I am grateful to be able to share this post written by my colleague, Ken Girard, from Boston, Massachusetts. Read more from Ken at www.christiansciencema.com
A recent article in The Wall Street Journal (“Rewiring the Brain to Ease Pain”) by Melinda Beck describes how medical research is now investigating how thinking can actually help sufferers with chronic pain—and that’s 116 million of our fellow Americans.
While referring to different types of therapies and techniques—some ages old—Dr. Sean Mackey, chief of the
division of pain management at Stanford, told Beck:
…we are only now starting to understand the brain
basis of how they work, and how they work differently from each other.
The article also raises another important issue, namely that the:
…abuse of pain medication is rampant. Annual deaths
due to overdoses of painkillers quadrupled, to 14,800, between 1998 and 2008,
according to the Centers for Disease Control and Prevention. The painkiller
Vicodin is now the most prescribed drug in the U.S.
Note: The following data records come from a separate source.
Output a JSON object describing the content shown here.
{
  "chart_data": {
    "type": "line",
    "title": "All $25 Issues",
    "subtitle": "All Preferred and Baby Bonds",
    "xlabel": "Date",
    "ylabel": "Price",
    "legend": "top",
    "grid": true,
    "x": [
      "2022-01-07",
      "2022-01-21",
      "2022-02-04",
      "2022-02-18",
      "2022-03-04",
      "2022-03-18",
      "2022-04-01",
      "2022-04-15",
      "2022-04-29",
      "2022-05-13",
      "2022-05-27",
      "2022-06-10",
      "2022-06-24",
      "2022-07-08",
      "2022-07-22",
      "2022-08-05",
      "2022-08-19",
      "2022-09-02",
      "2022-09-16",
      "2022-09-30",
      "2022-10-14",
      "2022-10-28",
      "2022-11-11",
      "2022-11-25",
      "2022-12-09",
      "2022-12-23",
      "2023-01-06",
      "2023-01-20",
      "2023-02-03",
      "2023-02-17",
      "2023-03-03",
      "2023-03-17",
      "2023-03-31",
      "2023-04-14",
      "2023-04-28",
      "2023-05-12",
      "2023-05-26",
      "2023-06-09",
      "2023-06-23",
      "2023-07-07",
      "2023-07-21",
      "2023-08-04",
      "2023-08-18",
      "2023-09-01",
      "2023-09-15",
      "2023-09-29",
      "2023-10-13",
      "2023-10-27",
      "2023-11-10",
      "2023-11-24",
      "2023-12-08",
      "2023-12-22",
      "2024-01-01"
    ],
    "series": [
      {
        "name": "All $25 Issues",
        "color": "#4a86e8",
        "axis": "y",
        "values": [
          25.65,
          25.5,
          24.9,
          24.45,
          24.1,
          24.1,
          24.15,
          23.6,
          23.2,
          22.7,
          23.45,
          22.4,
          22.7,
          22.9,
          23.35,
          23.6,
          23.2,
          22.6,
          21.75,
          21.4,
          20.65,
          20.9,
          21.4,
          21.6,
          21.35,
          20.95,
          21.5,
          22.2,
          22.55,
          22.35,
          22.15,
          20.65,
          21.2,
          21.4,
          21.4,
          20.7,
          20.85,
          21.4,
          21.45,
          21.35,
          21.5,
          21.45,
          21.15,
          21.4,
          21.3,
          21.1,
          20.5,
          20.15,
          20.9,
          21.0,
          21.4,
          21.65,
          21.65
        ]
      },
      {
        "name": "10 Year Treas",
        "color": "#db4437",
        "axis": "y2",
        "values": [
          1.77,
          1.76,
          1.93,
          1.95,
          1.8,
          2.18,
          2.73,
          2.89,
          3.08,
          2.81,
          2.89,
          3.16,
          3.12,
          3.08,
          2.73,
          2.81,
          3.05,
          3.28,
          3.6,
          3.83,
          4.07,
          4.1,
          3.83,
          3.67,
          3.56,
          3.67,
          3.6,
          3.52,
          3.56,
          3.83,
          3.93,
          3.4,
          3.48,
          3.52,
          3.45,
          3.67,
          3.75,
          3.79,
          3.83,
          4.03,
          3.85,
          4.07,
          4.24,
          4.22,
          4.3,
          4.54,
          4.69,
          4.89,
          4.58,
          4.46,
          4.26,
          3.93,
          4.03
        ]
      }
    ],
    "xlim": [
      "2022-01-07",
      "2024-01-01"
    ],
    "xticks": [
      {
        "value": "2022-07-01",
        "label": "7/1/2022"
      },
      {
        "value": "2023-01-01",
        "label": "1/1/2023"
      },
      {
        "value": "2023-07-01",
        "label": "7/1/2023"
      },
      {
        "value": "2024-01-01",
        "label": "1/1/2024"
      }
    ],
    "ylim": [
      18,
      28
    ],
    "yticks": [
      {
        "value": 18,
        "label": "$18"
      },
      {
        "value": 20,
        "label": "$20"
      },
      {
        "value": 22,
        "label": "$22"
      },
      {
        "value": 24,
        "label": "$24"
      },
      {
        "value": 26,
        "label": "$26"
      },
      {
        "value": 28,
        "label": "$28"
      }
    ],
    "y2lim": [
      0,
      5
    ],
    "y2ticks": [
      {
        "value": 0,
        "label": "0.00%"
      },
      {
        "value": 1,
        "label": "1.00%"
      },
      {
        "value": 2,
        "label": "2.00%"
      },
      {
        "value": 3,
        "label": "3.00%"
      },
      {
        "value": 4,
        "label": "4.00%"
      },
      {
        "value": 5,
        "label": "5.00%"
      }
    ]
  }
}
So here we are. At a crossroads of two apparently different
approaches—pain management through thought and management through drugs. The former is the one that would indicate a new direction—one that perhaps would have less serious consequences. It would certainly be hard to “overdose” on thought.
But each of these approaches raises a deeper question for me—a question of not simply managing pain but of eliminating it.
Is that a reasonable expectation? If I hadn’t seen it for myself first hand, I might have wondered, also.
But the fact of the matter is I did. About 20 years ago, I started
having severe pains in my shoulder—to the point where I wasn’t able to use my
arm. A daunting prospect for a professional pianist—to say the least!
My mom had been afflicted with bursitis in her arm for the last couple
decades of her life. She managed the pain with drugs, but never got over it.
So what did I do? I decided to use the spiritual system of health care that I had been investigating—Christian Science—and within a week, all pain stopped. That was simply the end of it. Period.
Pain management through thought? Or pain elimination through it? The first is a good step forward. The second is a leap beyond.